The gig was fantastic. Once again, the stage was packed (how on earth did they fit everyone onto the stage at the Prince Albert?), and rather than being a studied affair it looked like everyone onstage was having a great time. The audience were having a great time too. Well, most of them were – there were some very puzzled faces at the back. The gig that Restlesslist chose to launch their album at was a support slot for American band Howlin’ Wolf, and it seems that some of their fans were… Well, let’s just say that maybe their musical horizons aren’t wide as Restlesslist’s. If any of their fans end up reading these words, my advice to them is to look beyond check shirts and long shorts – there’s a wonderful world out there waiting to be discovered. Visuals were provided by Innerstrings Lightshow, who splashed the stage with 70s style projections in bright colours, adding to the already trippy experience of the gig. The band played their album from start to finish, without breaks between the tracks – that’s where the narration is – or any encores. Well, support bands rarely do encores, do they?

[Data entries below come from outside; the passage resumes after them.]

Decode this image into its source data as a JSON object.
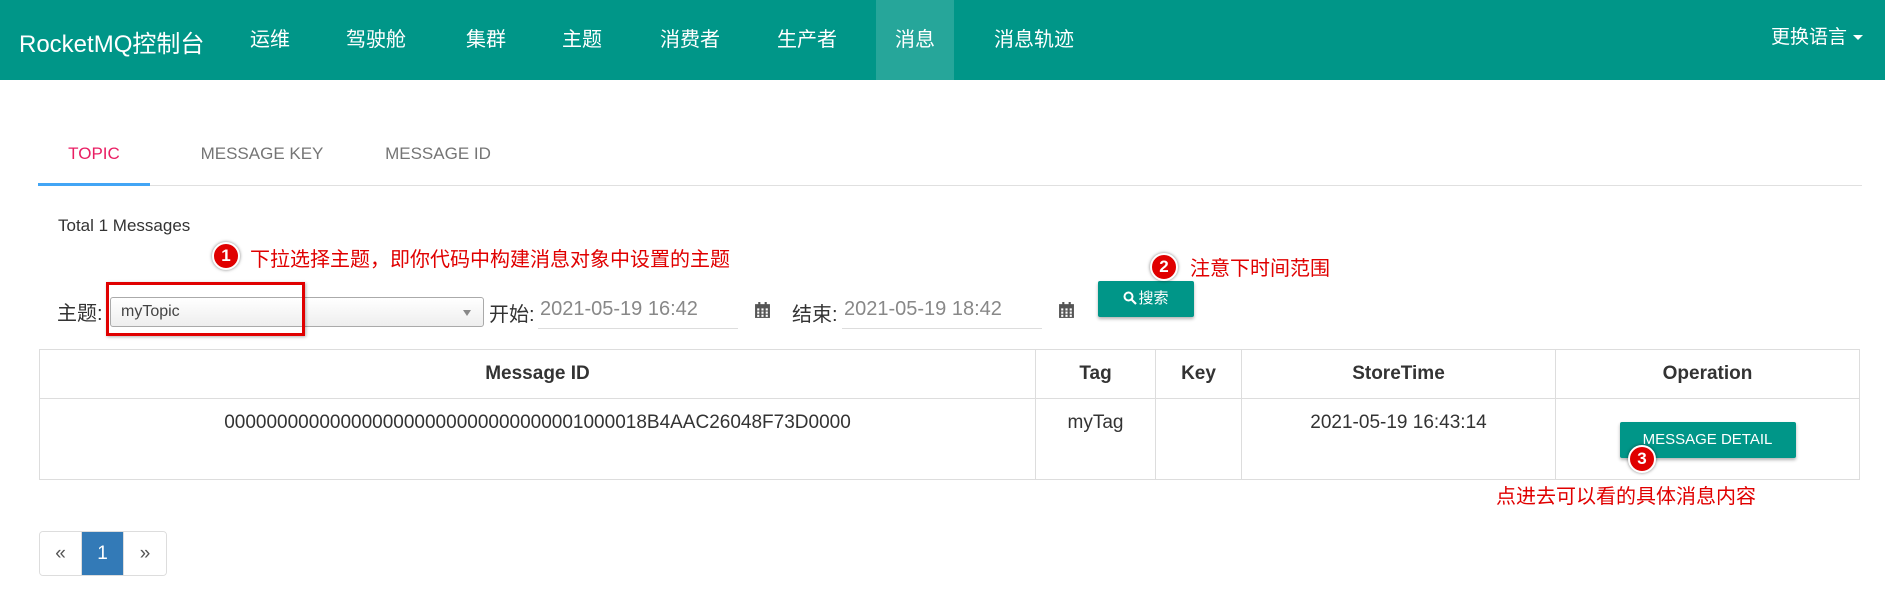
{
  "nav": {
    "brand": "RocketMQ控制台",
    "items": [
      {
        "label": "运维"
      },
      {
        "label": "驾驶舱"
      },
      {
        "label": "集群"
      },
      {
        "label": "主题"
      },
      {
        "label": "消费者"
      },
      {
        "label": "生产者"
      },
      {
        "label": "消息"
      },
      {
        "label": "消息轨迹"
      }
    ],
    "active_item": "消息",
    "language_label": "更换语言"
  },
  "tabs": [
    {
      "label": "TOPIC",
      "active": true
    },
    {
      "label": "MESSAGE KEY",
      "active": false
    },
    {
      "label": "MESSAGE ID",
      "active": false
    }
  ],
  "summary": {
    "total_text": "Total 1 Messages"
  },
  "filter": {
    "topic_label": "主题:",
    "topic_value": "myTopic",
    "start_label": "开始:",
    "start_value": "2021-05-19 16:42",
    "end_label": "结束:",
    "end_value": "2021-05-19 18:42",
    "search_label": "搜索"
  },
  "table": {
    "columns": [
      "Message ID",
      "Tag",
      "Key",
      "StoreTime",
      "Operation"
    ],
    "rows": [
      {
        "message_id": "0000000000000000000000000000000001000018B4AAC26048F73D0000",
        "tag": "myTag",
        "key": "",
        "store_time": "2021-05-19 16:43:14",
        "operation_label": "MESSAGE DETAIL"
      }
    ]
  },
  "pagination": {
    "prev": "«",
    "current": "1",
    "next": "»"
  },
  "annotations": [
    {
      "num": "1",
      "text": "下拉选择主题，即你代码中构建消息对象中设置的主题"
    },
    {
      "num": "2",
      "text": "注意下时间范围"
    },
    {
      "num": "3",
      "text": "点进去可以看的具体消息内容"
    }
  ],
  "colors": {
    "primary": "#009688",
    "tab_active": "#e91e63",
    "annotation": "#e00000",
    "page_active": "#337ab7"
  }
}
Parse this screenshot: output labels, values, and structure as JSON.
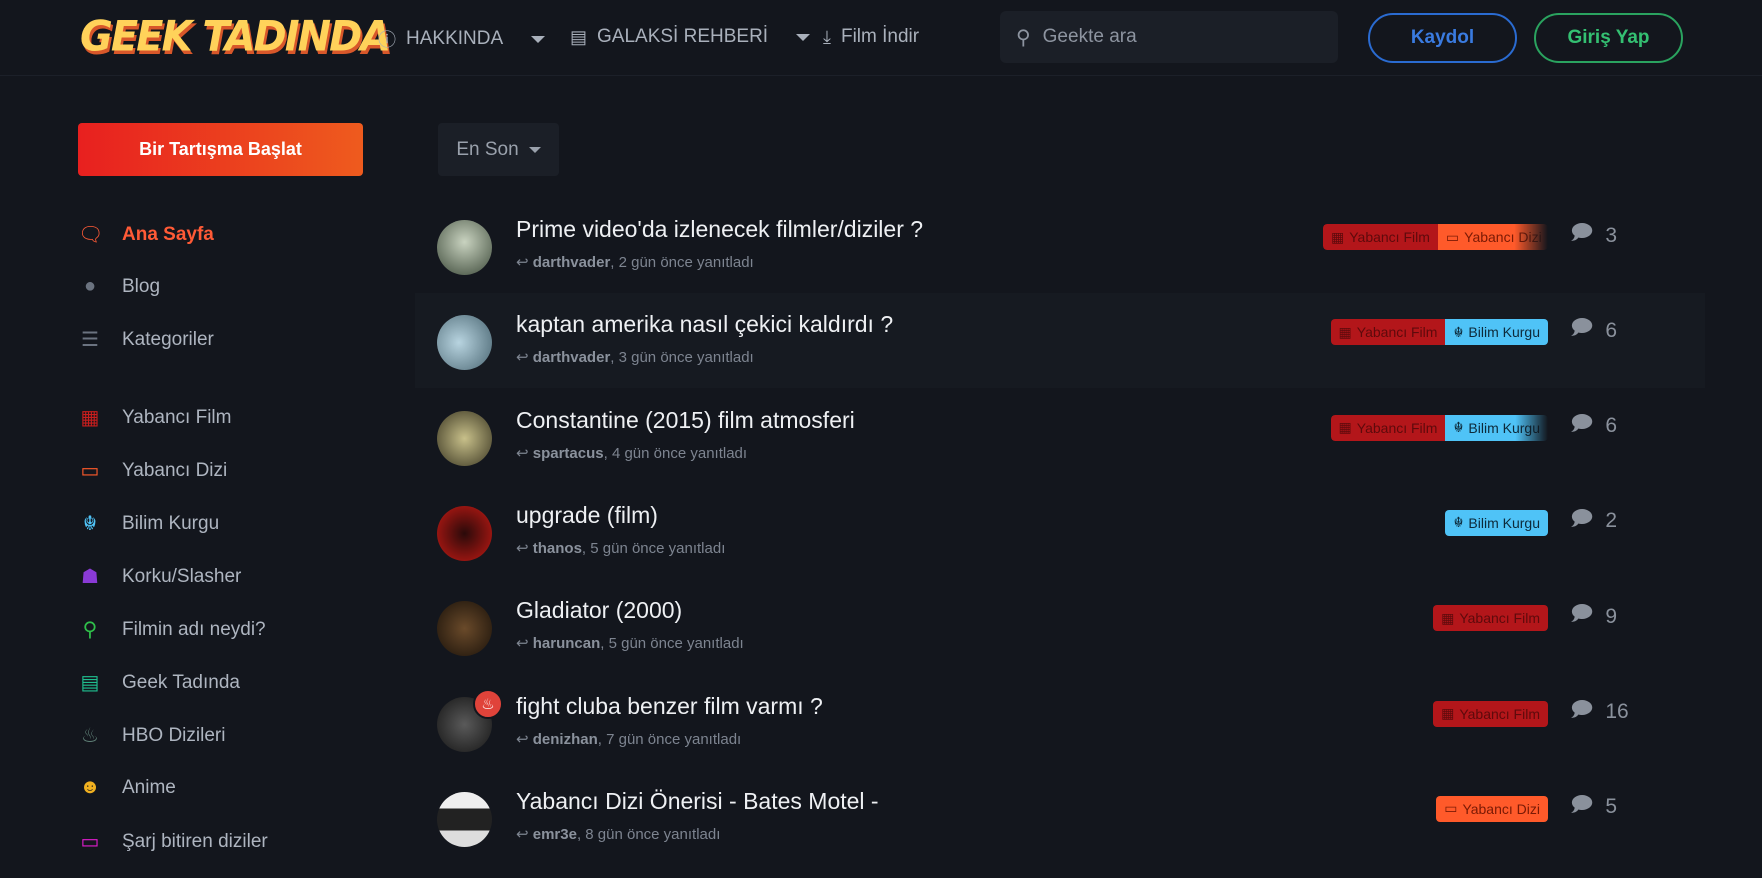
{
  "header": {
    "logo": "GEEK TADINDA",
    "nav": [
      {
        "label": "HAKKINDA",
        "icon": "info-circle-icon"
      },
      {
        "label": "GALAKSİ REHBERİ",
        "icon": "book-icon"
      },
      {
        "label": "Film İndir",
        "icon": "download-icon"
      }
    ],
    "search_placeholder": "Geekte ara",
    "signup": "Kaydol",
    "login": "Giriş Yap"
  },
  "sidebar": {
    "start_button": "Bir Tartışma Başlat",
    "items": [
      {
        "label": "Ana Sayfa",
        "icon": "comments-icon",
        "color": "#ff5a36",
        "active": true
      },
      {
        "label": "Blog",
        "icon": "comment-icon",
        "color": "#6b7380"
      },
      {
        "label": "Kategoriler",
        "icon": "list-icon",
        "color": "#6b7380"
      },
      {
        "label": "Yabancı Film",
        "icon": "film-icon",
        "color": "#c81d1d"
      },
      {
        "label": "Yabancı Dizi",
        "icon": "tv-icon",
        "color": "#ff5a2a"
      },
      {
        "label": "Bilim Kurgu",
        "icon": "jedi-icon",
        "color": "#4fc3f7"
      },
      {
        "label": "Korku/Slasher",
        "icon": "ghost-icon",
        "color": "#8a3ad6"
      },
      {
        "label": "Filmin adı neydi?",
        "icon": "search-icon",
        "color": "#2fbf4a"
      },
      {
        "label": "Geek Tadında",
        "icon": "book-icon",
        "color": "#1fbf8f"
      },
      {
        "label": "HBO Dizileri",
        "icon": "fire-icon",
        "color": "#5f7f76"
      },
      {
        "label": "Anime",
        "icon": "anime-icon",
        "color": "#f0b020"
      },
      {
        "label": "Şarj bitiren diziler",
        "icon": "battery-icon",
        "color": "#e21ccf"
      }
    ]
  },
  "sort": {
    "label": "En Son"
  },
  "tag_colors": {
    "Yabancı Film": "#b3161a",
    "Yabancı Dizi": "#ff5a2a",
    "Bilim Kurgu": "#4fc3f7"
  },
  "discussions": [
    {
      "title": "Prime video'da izlenecek filmler/diziler ?",
      "user": "darthvader",
      "time": ", 2 gün önce yanıtladı",
      "tags": [
        "Yabancı Film",
        "Yabancı Dizi"
      ],
      "replies": "3"
    },
    {
      "title": "kaptan amerika nasıl çekici kaldırdı ?",
      "user": "darthvader",
      "time": ", 3 gün önce yanıtladı",
      "tags": [
        "Yabancı Film",
        "Bilim Kurgu"
      ],
      "replies": "6"
    },
    {
      "title": "Constantine (2015) film atmosferi",
      "user": "spartacus",
      "time": ", 4 gün önce yanıtladı",
      "tags": [
        "Yabancı Film",
        "Bilim Kurgu"
      ],
      "replies": "6"
    },
    {
      "title": "upgrade (film)",
      "user": "thanos",
      "time": ", 5 gün önce yanıtladı",
      "tags": [
        "Bilim Kurgu"
      ],
      "replies": "2"
    },
    {
      "title": "Gladiator (2000)",
      "user": "haruncan",
      "time": ", 5 gün önce yanıtladı",
      "tags": [
        "Yabancı Film"
      ],
      "replies": "9"
    },
    {
      "title": "fight cluba benzer film varmı ?",
      "user": "denizhan",
      "time": ", 7 gün önce yanıtladı",
      "tags": [
        "Yabancı Film"
      ],
      "replies": "16"
    },
    {
      "title": "Yabancı Dizi Önerisi - Bates Motel -",
      "user": "emr3e",
      "time": ", 8 gün önce yanıtladı",
      "tags": [
        "Yabancı Dizi"
      ],
      "replies": "5"
    }
  ]
}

Restlesslist / Coral Island Girl

Coral Island Girl is a concept album. It recounts a tall tale told from the perspective of the album’s narrator of events following a shipwreck. Between each short spoken word segment, the story continues in instrumental form, conjuring up imagery of wonder or excitement, with the musical and non-musical elements complementing each other perfectly. As the story develops, the drama is heightened, and the tension mounts until it reaches it’s explosive conclusion. As I mentioned earlier, the album is jam packed with different styles but familiar motifs crop up throughout which give the record a bit of consistency. It’s an exhilarating listen – as imaginative as it is expansive – and deserves to be digested in one sitting. In a world where mp3 culture has reduced musical attention span to three minutes, it’s a joy to hear an record like Coral Island Girl. Definitely one of the albums of the year for us.